New figures from Experian show the overall rate of fraud at point of application for financial products increasing by 4% in 2011, to just over 17 in every 10,000 applications.
In addition to record cases of mortgage application fraud, the rise was fuelled by growth in both insurance and current account application fraud.
Last year, current account fraud increased to 36 frauds in every 10,000 applications, up from 23 in every 10,000 in 2010, with 60% of the attempted frauds committed by first parties.
Demographically, Experian puts almost a quarter of current account application fraud down to young, poorly-educated individuals living in small towns, while 40% emanated from third-party identity fraudsters seeking to open accounts as a springboard to obtain other credit products, or for money laundering purposes.

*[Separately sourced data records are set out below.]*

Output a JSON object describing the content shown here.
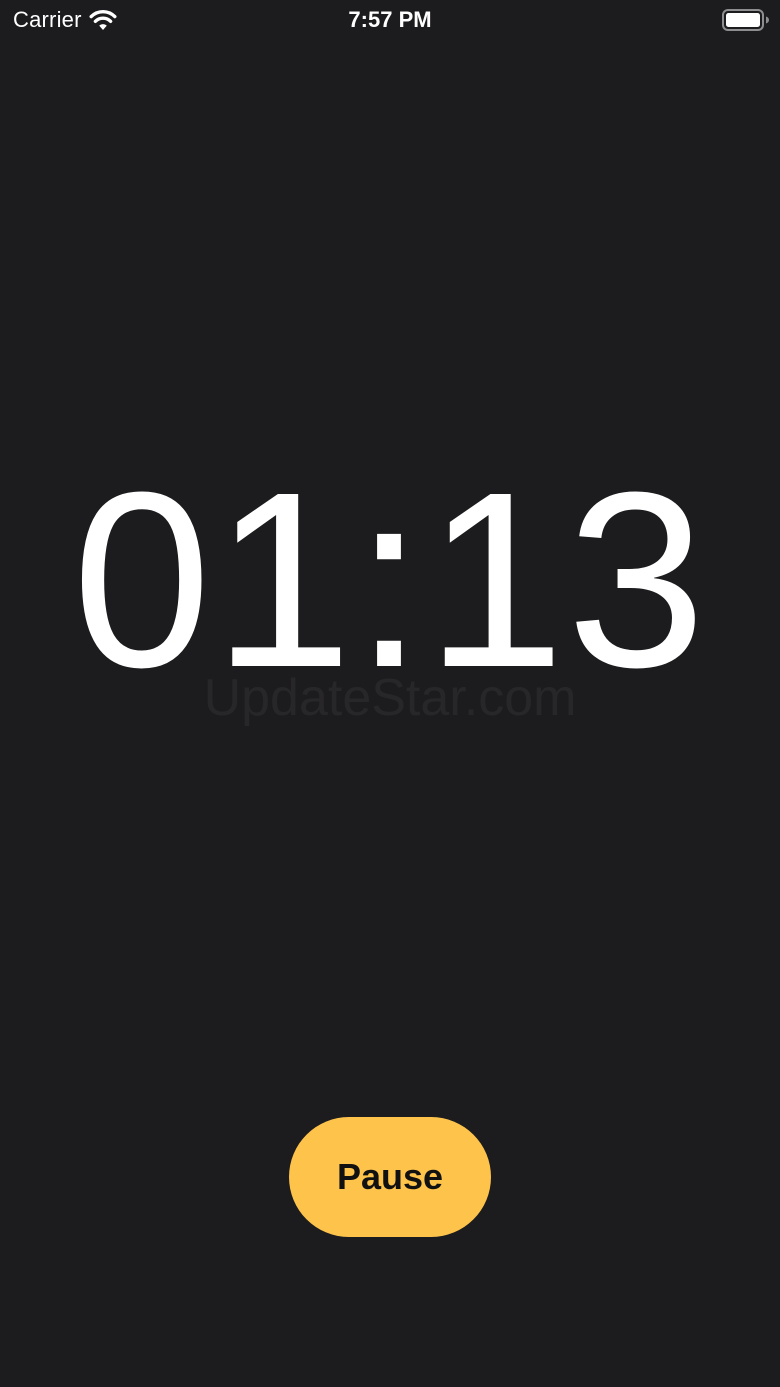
{
  "status_bar": {
    "carrier": "Carrier",
    "time": "7:57 PM",
    "wifi_icon": "wifi-icon",
    "battery_icon": "battery-icon",
    "battery_level": 1.0
  },
  "timer": {
    "display": "01:13"
  },
  "watermark": {
    "text": "UpdateStar.com"
  },
  "controls": {
    "pause_label": "Pause"
  },
  "colors": {
    "background": "#1c1b1d",
    "accent": "#fec34b",
    "text": "#ffffff"
  }
}
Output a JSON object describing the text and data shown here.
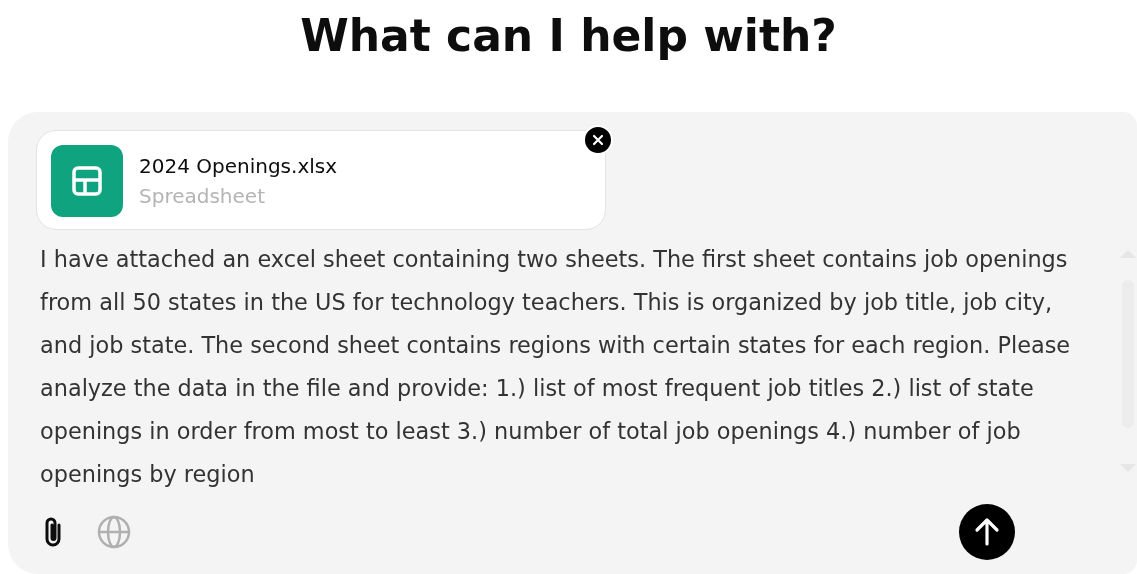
{
  "heading": "What can I help with?",
  "composer": {
    "attachment": {
      "name": "2024 Openings.xlsx",
      "type": "Spreadsheet"
    },
    "message": "I have attached an excel sheet containing two sheets. The first sheet contains job openings from all 50 states in the US for technology teachers. This is organized by job title, job city, and job state. The second sheet contains regions with certain states for each region. Please analyze the data in the file and provide: 1.) list of most frequent job titles 2.) list of state openings in order from most to least 3.) number of total job openings 4.) number of job openings by region",
    "tools": [
      {
        "kind": "attach",
        "active": true
      },
      {
        "kind": "web",
        "active": false
      }
    ]
  }
}
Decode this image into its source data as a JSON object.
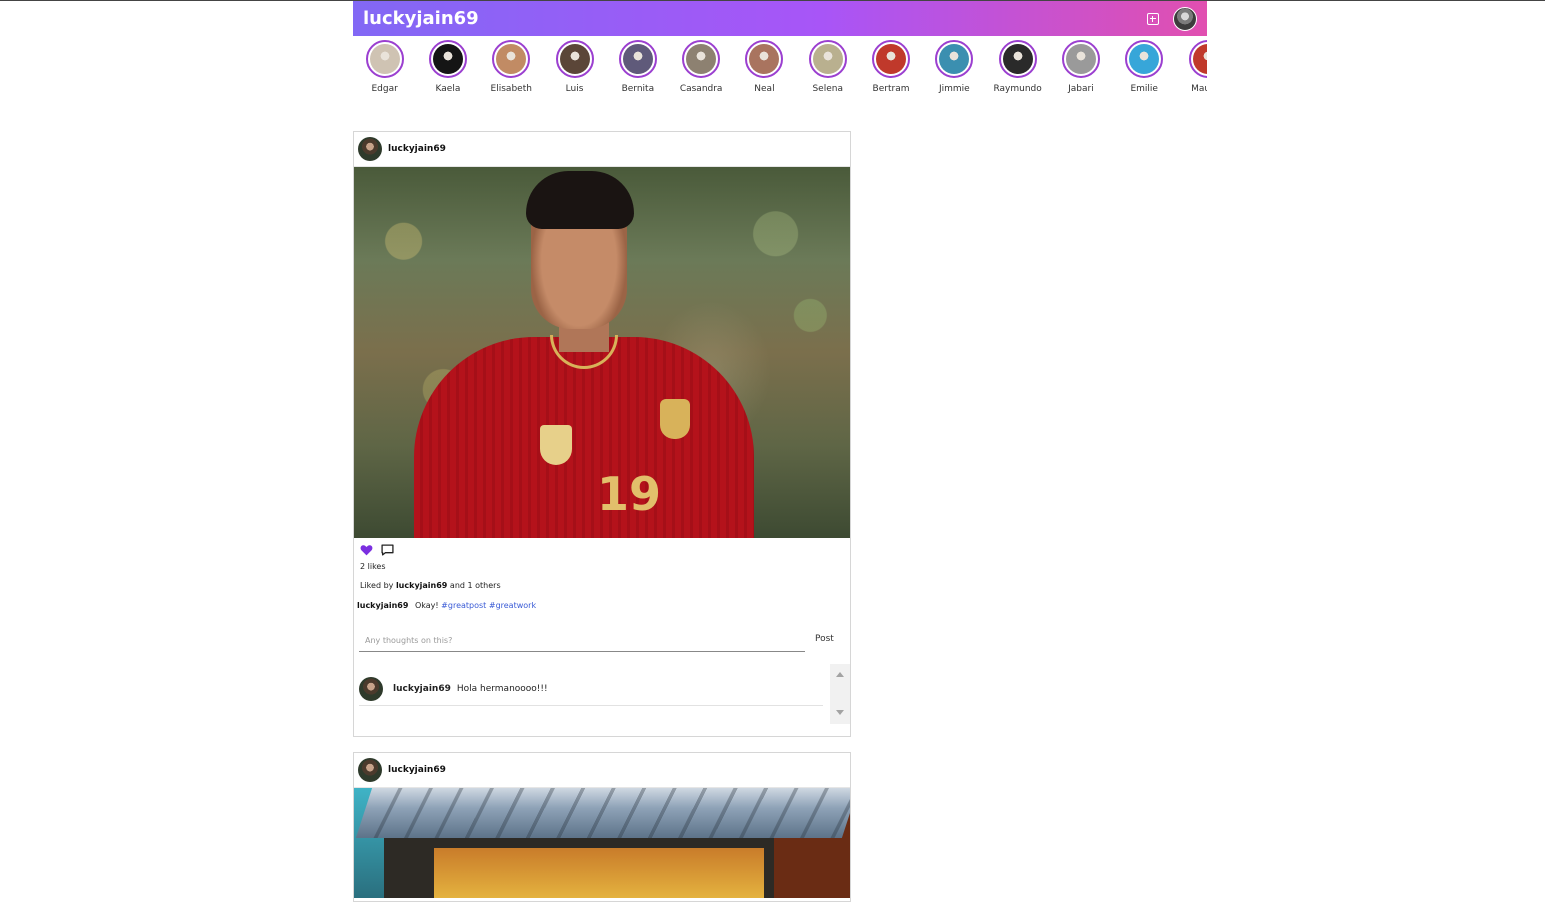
{
  "app": {
    "brand": "luckyjain69"
  },
  "header": {
    "add_icon": "plus-square-icon",
    "avatar_icon": "profile-avatar"
  },
  "stories": [
    {
      "name": "Edgar",
      "color": "#cfc3b3"
    },
    {
      "name": "Kaela",
      "color": "#151515"
    },
    {
      "name": "Elisabeth",
      "color": "#c18b64"
    },
    {
      "name": "Luis",
      "color": "#5b4638"
    },
    {
      "name": "Bernita",
      "color": "#5f5a7a"
    },
    {
      "name": "Casandra",
      "color": "#8d8171"
    },
    {
      "name": "Neal",
      "color": "#a9745f"
    },
    {
      "name": "Selena",
      "color": "#b9b08f"
    },
    {
      "name": "Bertram",
      "color": "#c0392b"
    },
    {
      "name": "Jimmie",
      "color": "#3b8fb0"
    },
    {
      "name": "Raymundo",
      "color": "#2a2a2a"
    },
    {
      "name": "Jabari",
      "color": "#9a9a9a"
    },
    {
      "name": "Emilie",
      "color": "#37a6d9"
    },
    {
      "name": "Maudie",
      "color": "#c0392b"
    }
  ],
  "posts": [
    {
      "user": "luckyjain69",
      "likes_text": "2 likes",
      "liked_by_prefix": "Liked by",
      "liked_by_user": "luckyjain69",
      "liked_by_suffix": "and 1 others",
      "caption_user": "luckyjain69",
      "caption_text": "Okay!",
      "hashtags": [
        "#greatpost",
        "#greatwork"
      ],
      "comment_placeholder": "Any thoughts on this?",
      "post_button": "Post",
      "comments": [
        {
          "user": "luckyjain69",
          "text": "Hola hermanoooo!!!"
        }
      ],
      "jersey_number": "19"
    },
    {
      "user": "luckyjain69"
    }
  ],
  "colors": {
    "header_gradient_start": "#8268f5",
    "header_gradient_end": "#e14fb0",
    "story_ring": "#9b3fd0",
    "like_heart": "#7b2fe0",
    "hashtag": "#3a5bd6"
  }
}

Meanwhile, insurance fraud increased to 11 in every 10,000 applications in 2011, with the proportion up 23% on 2010, and fraudulent applications for mortgages increased by 8%.
Not all financial products saw fraud rates increase: credit card fraud continued to fall, from 19 in every 10,000 applications in 2010 to 12 in every 10,000 in 2011.
The rate at which fraudsters target new credit cards is now almost a quarter of the level seen 2006, when 45 in every 10,000 applications were fraudulent.
Automotive finance providers have also seen fraud rates fall, to 23 in every 10,000 applications, down from 38 in every 10,000 during 2010.
Nick Mothershaw, UK&I director of identity & fraud at Experian, comments: “It is vital that financial service firms accurately validate and verify the identities of the people they interact with and use every technique at their disposal which includes validating income claims and checking for signs of an adverse credit history.”